Eric, before I give you my gut reaction, I’m running this by a colleague who actually has some knowledge of Akkadian. I’ll let you know as soon as I hear from him.
Walter, thanks for your comments, and I’m glad to know you believe the subscription is worth the money. Please spread the word as much as you can. The more subscribers we have, the more lecture series we can make available to everyone! I’d love to see a dozen or more series on the website within a few years, but each one is pretty costly to produce, so we need the subscriber base to justify them.
I don’t want to be unduly dismissive of this interpretation, so let’s analyze it a bit.
The speaker in this video appears to be reasoning thus: the pyramids are so marvelous that they could not have been built by the ancient Egyptians in the time available to them with the tools they had. I believe this argument can be challenged in a few ways.
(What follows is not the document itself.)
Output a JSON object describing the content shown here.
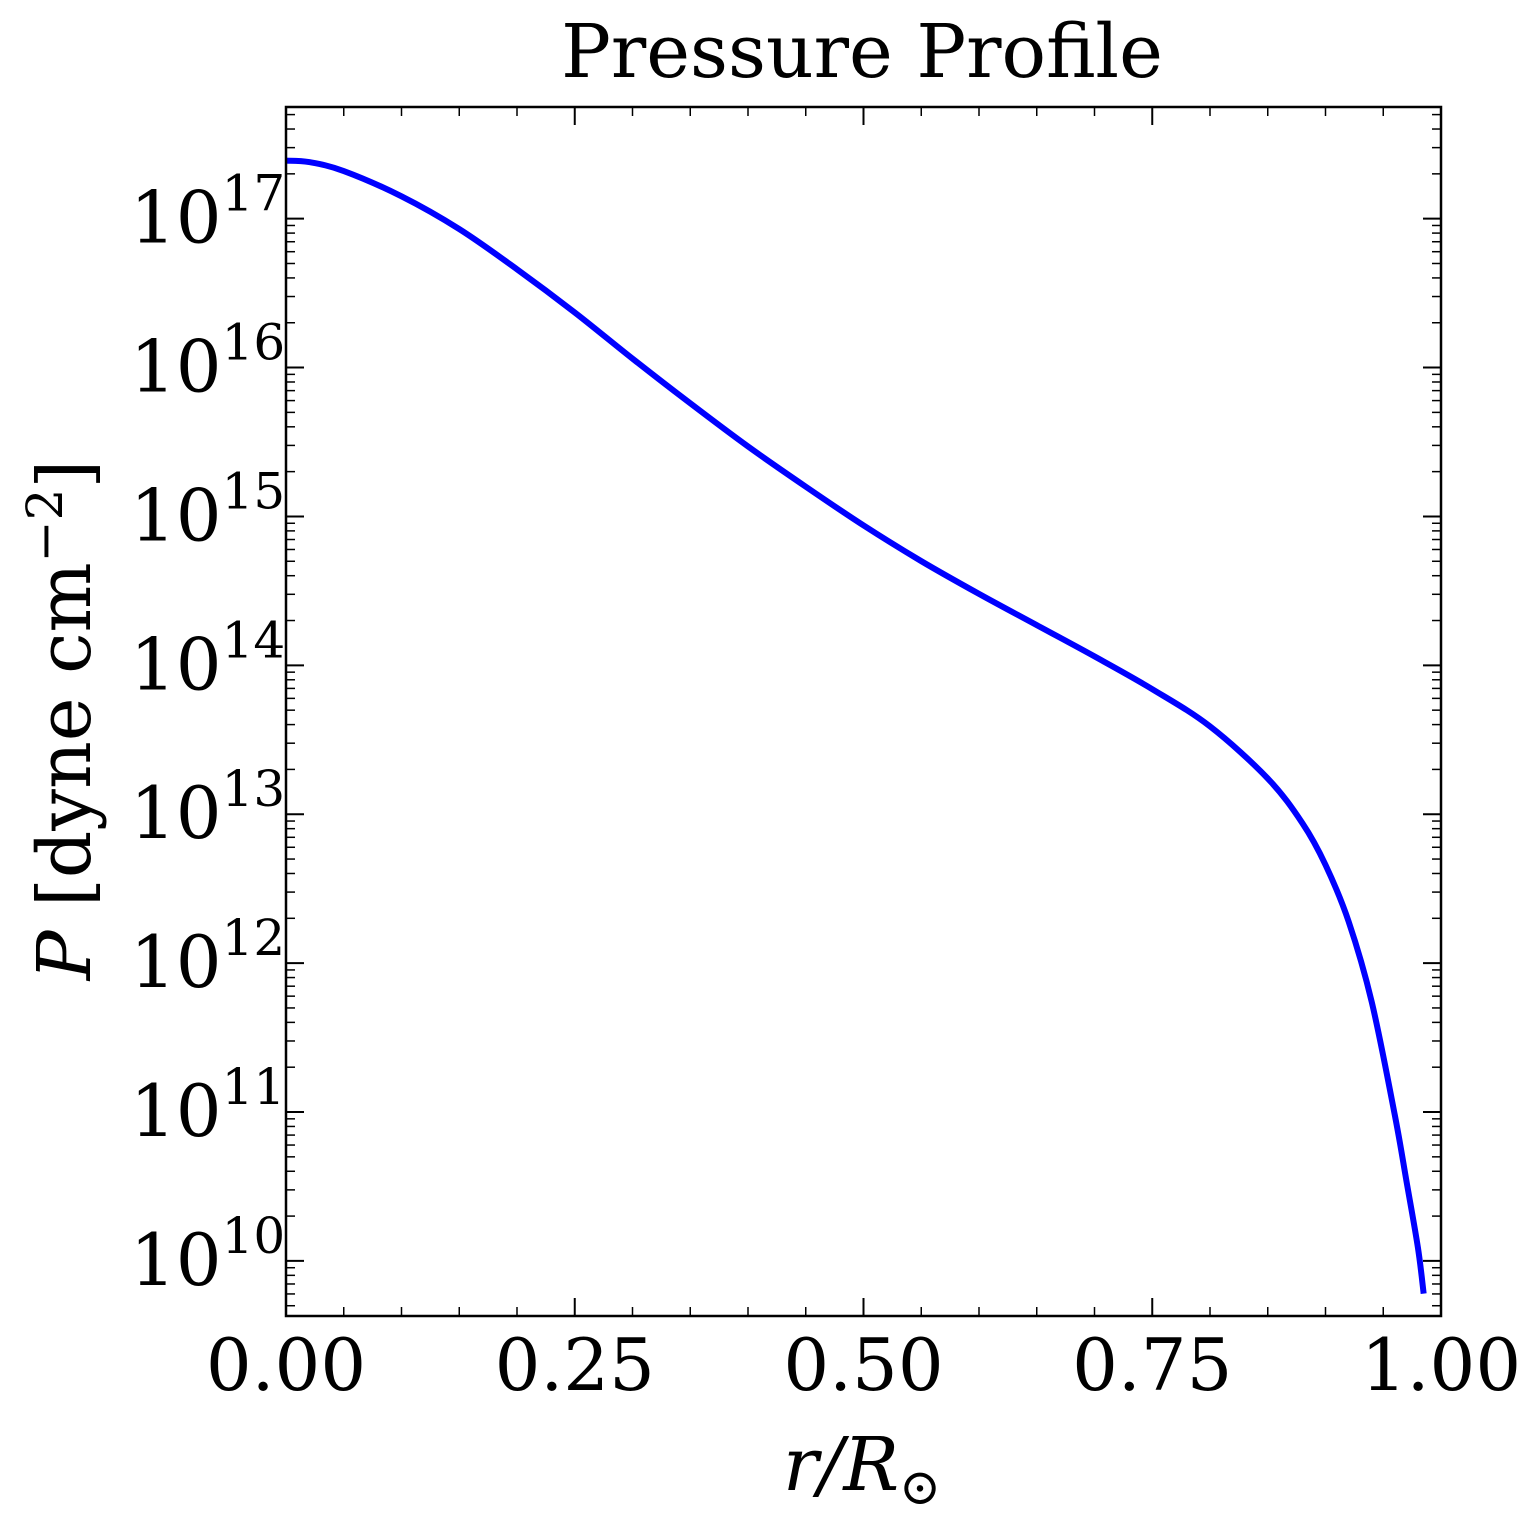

First, he’s resting the entire argument on the Great Pyramid of Giza and not making references to the many other pyramids in Egypt constructed earlier. If you look at these earlier pyramids, you see many that were the product of inferior engineering. Several collapsed during construction. They did not contain the same degree of mathematical accuracy as the Great Pyramid. We can infer that pyramid-building was a progressively developed science in ancient Egypt over several centuries, and the Great Pyramid represents its pinnacle.
Second, his assumptions concerning the manpower and time devoted to pyramid construction are (I think) arbitrary. There’s no reason why the pharaohs might not have had a year-round conscript force working on a pyramid during his lifetime, and I seem to remember reading somewhere that the largest pyramids took more than 20 years.
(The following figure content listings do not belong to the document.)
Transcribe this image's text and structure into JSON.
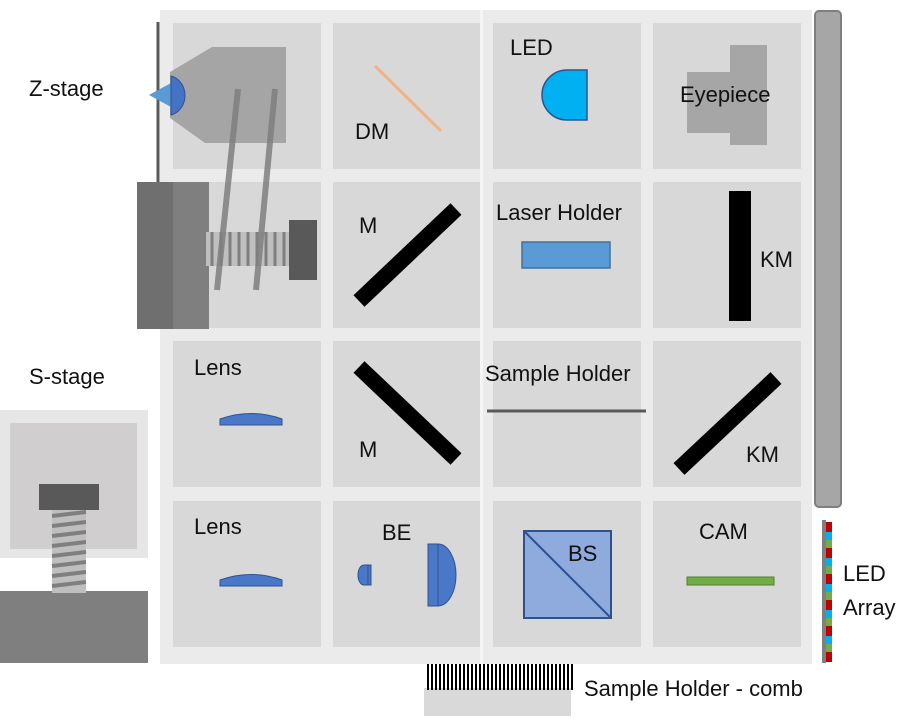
{
  "labels": {
    "z_stage": "Z-stage",
    "s_stage": "S-stage",
    "dm": "DM",
    "led": "LED",
    "eyepiece": "Eyepiece",
    "m_row2": "M",
    "laser_holder": "Laser Holder",
    "km_row2": "KM",
    "lens_row3": "Lens",
    "m_row3": "M",
    "sample_holder": "Sample Holder",
    "km_row3": "KM",
    "lens_row4": "Lens",
    "be": "BE",
    "bs": "BS",
    "cam": "CAM",
    "led_array_line1": "LED",
    "led_array_line2": "Array",
    "sample_holder_comb": "Sample Holder - comb"
  },
  "colors": {
    "board": "#ebebeb",
    "cell": "#d9d8d8",
    "lens_blue": "#4a78c8",
    "led_cyan": "#00b0f0",
    "laser_blue": "#5b9bd5",
    "dm_line": "#f4b183",
    "cam_green": "#70ad47",
    "mirror": "#000000"
  }
}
If you really want to dig into the pyramids, there is a good lecture series published by the Great Courses titled “Great Pharaohs of Ancient Egypt” taught by an Egyptologist who has actually been inside several pyramids, seen the burial chambers, etc.
It’s pretty clear that the author was a member of the priestly caste, but beyond that we can’t identify a particular person.
We can’t even say for certain that there was just one author; some variations in style in different parts of the epic lead many scholars to speculate that there’s more than one set of authorial “fingerprints” on the work.
Walter, the Akkadian Empire collapsed around 2100 B.C. primarily due to external pressure, specifically, attacks from hill peoples coming from outside Mesopotamia. Frequently in world history marauders will come into a settled area, cause a lot of chaos, and then turn around and leave. The pre-existing authorities in the region aren’t always able to pick up the pieces.
Other times the invaders will try to stick around and run the territory they’ve invaded with varying degrees of success. There’s no hard and fast rule on this . . . you just have to look at the particulars of the situation.
I hope this answers your question.
Thanks for the link, Walter. I’ll view this and get back to you tomorrow. (This semester, Monday and Wednesday are my heavy teaching days, leaving little time to interact on the forums.)
Sure thing, if you’ll sign my copy of the Founding Fathers’ Guide to the Constitution.